Up on the plateau, the climate was slightly cooler than in the valleys, but it was still damp and humid. It would have been easier going out in the clearings, but the chance of being spotted and run down was too great for the small benefit of drawing some clean air.

Andy estimated he had about a half mile to cover. Any normal place, it’d take him less than an hour. Here, it’d be more like 3 or 4 times that.

His lips moved silently as he burrowed on: “Silence is the key, silence is the key.” And then: “Because the bad things live up here.”

He got down on all fours to slither through a tunnel in the brush, and then slowed. Maybe the bad things are us, he thought, and felt like he’d been struck by a thunderbolt. We’re the bad things.

He crawled on for several more minutes before this time freezing as another thunderbolt struck him.

The Titanoboa fossils were only ever found deep in caves and mines of South America. And he had never encountered them once in his travels anywhere except here.

What if they were more rare than anyone really knew? What if these were the total breeding population that ever existed? What if these were the last?

And then: How many have we killed?

CHAPTER 47

Something is out there.

The pair of three-fingered hands slowly pulled the foliage aside to watch the line of bipeds pass by.

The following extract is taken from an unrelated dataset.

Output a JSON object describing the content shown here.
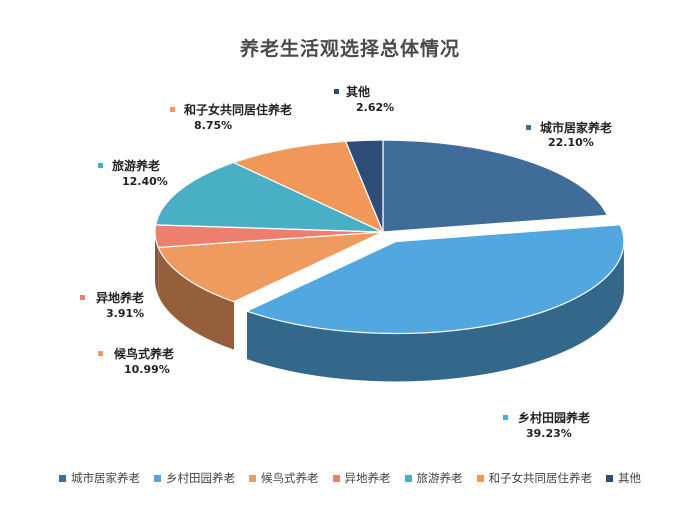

The pack leader knew they were clumsy, loud, and soft. But they had stingers that sounded like thunder and killed in a blink.

The Troodon pack leader made clicking sounds, and guttural coughs and squeaks, telegraphing the information to its pack. More heads poked through the green wall to watch.

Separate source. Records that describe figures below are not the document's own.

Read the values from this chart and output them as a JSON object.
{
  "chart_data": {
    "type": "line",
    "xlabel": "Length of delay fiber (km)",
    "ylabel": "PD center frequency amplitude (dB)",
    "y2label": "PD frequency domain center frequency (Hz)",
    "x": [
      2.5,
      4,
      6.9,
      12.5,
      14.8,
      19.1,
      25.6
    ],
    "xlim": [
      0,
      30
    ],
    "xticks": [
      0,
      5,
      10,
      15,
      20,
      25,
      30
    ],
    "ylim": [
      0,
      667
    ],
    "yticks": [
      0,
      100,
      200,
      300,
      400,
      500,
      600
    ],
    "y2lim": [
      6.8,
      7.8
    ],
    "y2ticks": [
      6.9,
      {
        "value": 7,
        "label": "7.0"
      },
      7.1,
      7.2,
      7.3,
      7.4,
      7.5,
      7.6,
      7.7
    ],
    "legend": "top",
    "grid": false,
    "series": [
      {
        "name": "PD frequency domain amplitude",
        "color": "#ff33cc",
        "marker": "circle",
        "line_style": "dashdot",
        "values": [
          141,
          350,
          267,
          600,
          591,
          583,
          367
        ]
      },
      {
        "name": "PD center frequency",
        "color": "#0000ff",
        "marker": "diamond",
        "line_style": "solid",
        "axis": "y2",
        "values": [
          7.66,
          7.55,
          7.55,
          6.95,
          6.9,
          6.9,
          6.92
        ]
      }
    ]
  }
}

Their hunting party was 20-strong, and they needed meat. They were always successful on their hunts and had many animals to choose from on the plateau. But this day, they had chosen to target the bipeds for another reason — revenge.

Their brood nests had been decimated just as the hatchlings were due to commence. Blood would be had, as well as meat.

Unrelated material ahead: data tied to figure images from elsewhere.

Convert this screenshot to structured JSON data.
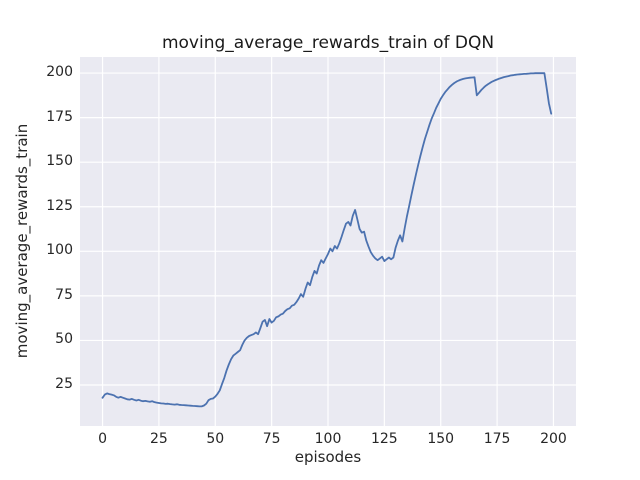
{
  "chart_data": {
    "type": "line",
    "title": "moving_average_rewards_train of DQN",
    "xlabel": "episodes",
    "ylabel": "moving_average_rewards_train",
    "xticks": [
      0,
      25,
      50,
      75,
      100,
      125,
      150,
      175,
      200
    ],
    "yticks": [
      25,
      50,
      75,
      100,
      125,
      150,
      175,
      200
    ],
    "xlim": [
      -10,
      210
    ],
    "ylim": [
      2,
      209
    ],
    "grid": true,
    "legend": "none",
    "colors": {
      "line": "#4C72B0",
      "axes_bg": "#EAEAF2",
      "grid": "#FFFFFF",
      "text": "#262626"
    },
    "series": [
      {
        "name": "moving_average_rewards_train",
        "x_start": 0,
        "x_step": 1,
        "values": [
          17.8,
          19.6,
          20.3,
          19.9,
          19.6,
          19.2,
          18.4,
          17.9,
          18.3,
          17.9,
          17.4,
          17.0,
          16.8,
          17.2,
          16.7,
          16.3,
          16.7,
          16.2,
          15.9,
          16.1,
          15.8,
          15.6,
          15.9,
          15.4,
          15.1,
          14.9,
          14.7,
          14.6,
          14.4,
          14.5,
          14.3,
          14.1,
          14.0,
          14.2,
          13.9,
          13.8,
          13.7,
          13.6,
          13.5,
          13.4,
          13.3,
          13.2,
          13.1,
          13.0,
          13.0,
          13.5,
          14.5,
          16.5,
          17.2,
          17.4,
          18.5,
          20.0,
          22.0,
          25.5,
          29.0,
          33.0,
          36.5,
          39.5,
          41.5,
          42.5,
          43.5,
          44.5,
          47.5,
          50.0,
          51.5,
          52.5,
          53.0,
          53.5,
          54.5,
          53.5,
          57.0,
          60.5,
          61.5,
          58.0,
          62.0,
          60.0,
          61.0,
          63.0,
          63.5,
          64.5,
          65.0,
          66.5,
          67.5,
          68.0,
          69.5,
          70.0,
          71.5,
          73.5,
          76.0,
          74.5,
          79.0,
          82.5,
          81.0,
          85.5,
          89.0,
          87.5,
          92.0,
          95.0,
          93.5,
          96.0,
          98.5,
          101.5,
          100.0,
          103.0,
          101.5,
          104.5,
          108.0,
          112.0,
          115.5,
          116.5,
          114.5,
          120.0,
          123.2,
          118.0,
          112.5,
          110.5,
          111.0,
          106.0,
          102.5,
          99.5,
          97.5,
          96.0,
          95.0,
          96.0,
          97.0,
          94.5,
          95.5,
          96.5,
          95.5,
          96.5,
          102.0,
          106.0,
          109.0,
          105.5,
          113.0,
          119.5,
          125.5,
          131.5,
          137.5,
          143.0,
          148.5,
          153.5,
          158.5,
          163.0,
          167.0,
          171.0,
          174.5,
          177.5,
          180.5,
          183.0,
          185.5,
          187.5,
          189.3,
          190.8,
          192.2,
          193.4,
          194.4,
          195.2,
          195.8,
          196.3,
          196.7,
          197.0,
          197.2,
          197.4,
          197.5,
          197.6,
          187.5,
          189.0,
          190.5,
          191.8,
          192.9,
          193.8,
          194.6,
          195.3,
          195.9,
          196.4,
          196.9,
          197.3,
          197.7,
          198.0,
          198.3,
          198.6,
          198.8,
          199.0,
          199.2,
          199.3,
          199.4,
          199.5,
          199.6,
          199.7,
          199.8,
          199.8,
          199.9,
          199.9,
          199.9,
          199.9,
          199.9,
          191.5,
          183.0,
          177.2
        ]
      }
    ]
  }
}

The pack leader saw how the line of bipeds was strung out, and how they seemed to tend to the injured member of their group. It decided on a strategy and then pulled back to organize their attack.

* * *

Drake, Ben, and Helen led them out. Ben tried to watch everywhere at once as the jungle was thickening and turning into pathways that were more like green tunnels that bored through a near impenetrable green tangle.

Drake helped Helen who was full of painkillers and wrapped in bandages but was so far managing okay. Ben hated that there were blood spots on her shirt and it told him that her wounds were still leaking — open wounds meant blood and that meant the smell of a wounded animal wafting through the jungle to any hungry predators.